Monthly Archives: August 2009

I Say, Said the English Gentleman -OR- The Man Who Frequently Spoke Aloud

“I say,” said the English gentleman, “I sure do speak a lot, do I not?”

“Perhaps, sir, it seems as though you say more things than you actually do, since you preface each statement with the words ‘I say’.”

“I say,” said the English gentleman. “I do believe you’re correct!”

In Communist Russia, Tour Guides You

“In communist Russia, buses drive you!” said the Moscow-basedtour guide, laughing.

“That doesn’t make sense,” said a Swedish tourist.

“In communist Russia, sense makes you!” said the tour guide. “Seriously, the bus is out of gas. Everyone get in the harness and pull. I’ll steer.” He readied his whip.

Going For Walks

“Will you love me forever?” she whined.

“Yeeeah,” he said, rubbing her head. “‘I’ll only be gone for an hour or two. I’ll be back.”

“Promise?” she whimpered.

“I promise.”

He did come back, and he brought a new collar and leash with him.

His wife liked going for “walks”.

A Promising Future

He was set to become the biggest thing since the Jonas Brothers when it all went wrong.

It started with the pimples. Makeup helped at first, but soon it got out of hand.

Then his voice started cracking, so he lip-synched his concerts.

But the haircut was the final straw.

Lord of the Rings: Return of the King

This is a fifty-word retelling of JRR Tolkien’s The Lord of the Rings: Return of the King.
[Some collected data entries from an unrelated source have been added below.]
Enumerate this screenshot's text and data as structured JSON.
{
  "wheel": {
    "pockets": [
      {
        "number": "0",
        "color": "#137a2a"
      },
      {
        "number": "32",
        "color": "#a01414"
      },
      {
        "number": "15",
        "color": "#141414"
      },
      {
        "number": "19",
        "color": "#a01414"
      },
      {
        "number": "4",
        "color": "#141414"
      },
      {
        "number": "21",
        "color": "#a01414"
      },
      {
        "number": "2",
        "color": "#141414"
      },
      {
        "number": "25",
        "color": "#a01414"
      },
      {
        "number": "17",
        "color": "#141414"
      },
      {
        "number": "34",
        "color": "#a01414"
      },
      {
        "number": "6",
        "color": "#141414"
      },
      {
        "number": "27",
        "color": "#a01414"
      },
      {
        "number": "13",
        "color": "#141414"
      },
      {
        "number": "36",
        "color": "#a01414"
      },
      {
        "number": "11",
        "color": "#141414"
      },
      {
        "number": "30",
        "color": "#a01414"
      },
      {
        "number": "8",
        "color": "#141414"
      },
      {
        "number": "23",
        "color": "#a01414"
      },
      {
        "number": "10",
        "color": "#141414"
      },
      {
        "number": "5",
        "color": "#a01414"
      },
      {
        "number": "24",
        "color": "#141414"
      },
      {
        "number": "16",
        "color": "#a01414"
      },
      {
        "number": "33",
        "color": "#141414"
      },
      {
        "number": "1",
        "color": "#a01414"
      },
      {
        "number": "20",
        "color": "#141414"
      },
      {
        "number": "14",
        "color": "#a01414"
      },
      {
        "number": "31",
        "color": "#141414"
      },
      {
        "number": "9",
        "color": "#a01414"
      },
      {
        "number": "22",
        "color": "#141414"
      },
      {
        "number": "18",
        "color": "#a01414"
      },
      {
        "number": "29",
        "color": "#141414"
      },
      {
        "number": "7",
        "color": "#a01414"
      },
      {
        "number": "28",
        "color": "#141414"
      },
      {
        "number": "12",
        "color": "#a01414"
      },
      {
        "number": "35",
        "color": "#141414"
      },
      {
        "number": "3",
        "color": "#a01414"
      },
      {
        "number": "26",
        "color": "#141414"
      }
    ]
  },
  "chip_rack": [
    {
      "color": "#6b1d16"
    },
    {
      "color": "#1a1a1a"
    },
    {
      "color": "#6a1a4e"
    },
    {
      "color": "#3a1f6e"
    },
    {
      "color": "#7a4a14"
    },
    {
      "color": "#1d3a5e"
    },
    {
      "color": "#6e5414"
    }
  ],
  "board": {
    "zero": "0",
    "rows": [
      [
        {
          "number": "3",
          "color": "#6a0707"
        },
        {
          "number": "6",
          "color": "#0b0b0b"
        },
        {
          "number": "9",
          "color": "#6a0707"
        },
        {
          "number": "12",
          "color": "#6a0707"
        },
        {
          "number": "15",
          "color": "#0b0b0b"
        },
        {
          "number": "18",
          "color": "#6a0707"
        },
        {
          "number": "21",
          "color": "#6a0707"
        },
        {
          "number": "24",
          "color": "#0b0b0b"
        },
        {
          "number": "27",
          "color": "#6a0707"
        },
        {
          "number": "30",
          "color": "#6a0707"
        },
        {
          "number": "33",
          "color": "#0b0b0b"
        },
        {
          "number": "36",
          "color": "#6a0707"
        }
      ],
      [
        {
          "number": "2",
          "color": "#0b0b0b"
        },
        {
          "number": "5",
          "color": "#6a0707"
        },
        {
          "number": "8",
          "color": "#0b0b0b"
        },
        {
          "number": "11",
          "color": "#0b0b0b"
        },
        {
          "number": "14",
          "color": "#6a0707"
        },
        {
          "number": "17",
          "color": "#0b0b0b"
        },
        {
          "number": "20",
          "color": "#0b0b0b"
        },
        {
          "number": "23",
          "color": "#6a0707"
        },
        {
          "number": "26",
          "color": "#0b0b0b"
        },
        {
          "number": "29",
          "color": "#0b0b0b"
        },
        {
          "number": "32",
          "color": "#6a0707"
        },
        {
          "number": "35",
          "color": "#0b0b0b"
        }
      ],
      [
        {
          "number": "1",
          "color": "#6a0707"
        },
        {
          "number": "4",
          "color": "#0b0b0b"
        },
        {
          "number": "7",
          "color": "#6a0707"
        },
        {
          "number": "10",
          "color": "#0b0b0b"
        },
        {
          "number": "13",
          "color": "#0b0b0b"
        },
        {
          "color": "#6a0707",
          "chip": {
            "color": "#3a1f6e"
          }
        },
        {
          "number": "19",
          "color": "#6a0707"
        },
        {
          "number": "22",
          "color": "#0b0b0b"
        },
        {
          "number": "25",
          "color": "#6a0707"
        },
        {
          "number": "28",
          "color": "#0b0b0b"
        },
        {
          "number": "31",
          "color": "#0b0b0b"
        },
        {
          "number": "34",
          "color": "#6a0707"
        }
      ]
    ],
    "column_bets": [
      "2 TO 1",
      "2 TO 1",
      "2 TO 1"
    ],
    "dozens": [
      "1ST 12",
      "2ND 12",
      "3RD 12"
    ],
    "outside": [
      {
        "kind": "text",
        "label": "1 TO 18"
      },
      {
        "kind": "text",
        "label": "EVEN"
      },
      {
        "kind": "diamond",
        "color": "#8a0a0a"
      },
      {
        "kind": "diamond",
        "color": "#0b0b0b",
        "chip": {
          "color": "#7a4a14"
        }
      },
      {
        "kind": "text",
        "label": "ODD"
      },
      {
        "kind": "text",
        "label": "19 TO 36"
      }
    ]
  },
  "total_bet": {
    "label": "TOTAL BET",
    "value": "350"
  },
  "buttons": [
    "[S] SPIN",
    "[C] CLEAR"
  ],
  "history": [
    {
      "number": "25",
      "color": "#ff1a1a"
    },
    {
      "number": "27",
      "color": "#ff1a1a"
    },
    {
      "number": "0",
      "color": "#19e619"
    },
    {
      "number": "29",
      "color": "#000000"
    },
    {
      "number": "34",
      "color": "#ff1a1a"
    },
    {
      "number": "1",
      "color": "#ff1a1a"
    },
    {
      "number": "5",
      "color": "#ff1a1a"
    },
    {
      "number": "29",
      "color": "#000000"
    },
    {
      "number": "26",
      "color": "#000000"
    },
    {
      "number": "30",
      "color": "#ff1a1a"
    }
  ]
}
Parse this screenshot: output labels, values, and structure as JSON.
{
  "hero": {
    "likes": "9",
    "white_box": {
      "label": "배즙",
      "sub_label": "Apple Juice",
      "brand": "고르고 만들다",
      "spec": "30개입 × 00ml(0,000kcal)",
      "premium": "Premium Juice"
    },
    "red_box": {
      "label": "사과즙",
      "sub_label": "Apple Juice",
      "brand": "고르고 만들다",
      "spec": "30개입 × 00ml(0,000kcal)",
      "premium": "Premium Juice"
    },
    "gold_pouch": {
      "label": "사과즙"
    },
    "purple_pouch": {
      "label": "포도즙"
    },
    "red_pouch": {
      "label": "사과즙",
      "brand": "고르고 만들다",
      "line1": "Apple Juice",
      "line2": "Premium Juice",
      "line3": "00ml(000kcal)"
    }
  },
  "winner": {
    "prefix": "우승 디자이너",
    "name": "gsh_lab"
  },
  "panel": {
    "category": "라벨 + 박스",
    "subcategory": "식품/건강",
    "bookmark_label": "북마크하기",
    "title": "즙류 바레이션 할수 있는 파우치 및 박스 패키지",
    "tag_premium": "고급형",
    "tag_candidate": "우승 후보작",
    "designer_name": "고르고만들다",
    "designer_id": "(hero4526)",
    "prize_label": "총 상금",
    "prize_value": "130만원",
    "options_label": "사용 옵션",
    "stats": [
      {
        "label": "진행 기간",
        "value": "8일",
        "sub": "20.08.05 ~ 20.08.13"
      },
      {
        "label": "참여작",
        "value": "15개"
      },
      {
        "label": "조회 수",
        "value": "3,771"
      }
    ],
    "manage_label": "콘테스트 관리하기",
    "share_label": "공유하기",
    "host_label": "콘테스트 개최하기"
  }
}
Don’t read if you want to avoid spoilers.


There was a big war and the wizard dude and his friends were all fighting.

Meanwhile, that Frodo dude and the Gollum thingy got to the volcano. Gollum stole the magic ring and fell in the lava.

There were a bunch of weddings, and some people sailed away on boats.

Lord of the Rings: The Two Towers

This is a fifty-word retelling of JRR Tolkien’s The Lord of the Rings: The Two Towers. Don’t read it if you want to avoid spoilers.


That Frodo dude hooked up with a froggy dude called Gollum and made a beeline for the volcano, but they had to fight this big stupid spider, which killed Frodo, except he didn’t actually die.

The wizard dude turned out not to be dead, either, so he went to war.

Lord of the Rings: The Fellowship of the Ring

This is a fifty-word retelling of JRR Tolkien’s The Lord of the Rings: The Fellowship of the Ring. Don’t read if you want to avoid spoilers.


This little dude named Frodo got this evil magic ring, but evil horsemen were after it, so a wizard dude told him to run away with it to find some stupid elves.

The stupid elves told him to throw it in this volcano, so off he went.

The wizard died.

Moby Dick

Call me Ishmael.

I went on a voyage with a crazy whaler named Ahab. Turned out he was looking for revenge on a big white sperm whale named Moby Dick which had eaten his leg.

We found Moby Dick, eventually, but he smashed our boat and killed everyone except me.


This story is a fifty-word retelling of Herman Melville’s classic novel Moby Dick.

The Metamorphosis

Gregor went to bed one night and woke up as a giant clumsy bug.

His family freaked out and locked him in his room. His little sister fed him garbage.

He scared some old guys and someone threw an apple at him which got stuck in his back.

He died.


This story is a microfiction treatment of Franz Kafka’s classic novella, The Metamorphosis.

Rap Party

At the end of the first season of their reality TV series, the members of Hephty Rithums gathered their producers and kru together to celebrate.

They had lobster, steak, caviar, champagne, and a dunk tank full of money, just because.

They offered to perform a song, but were politely declined.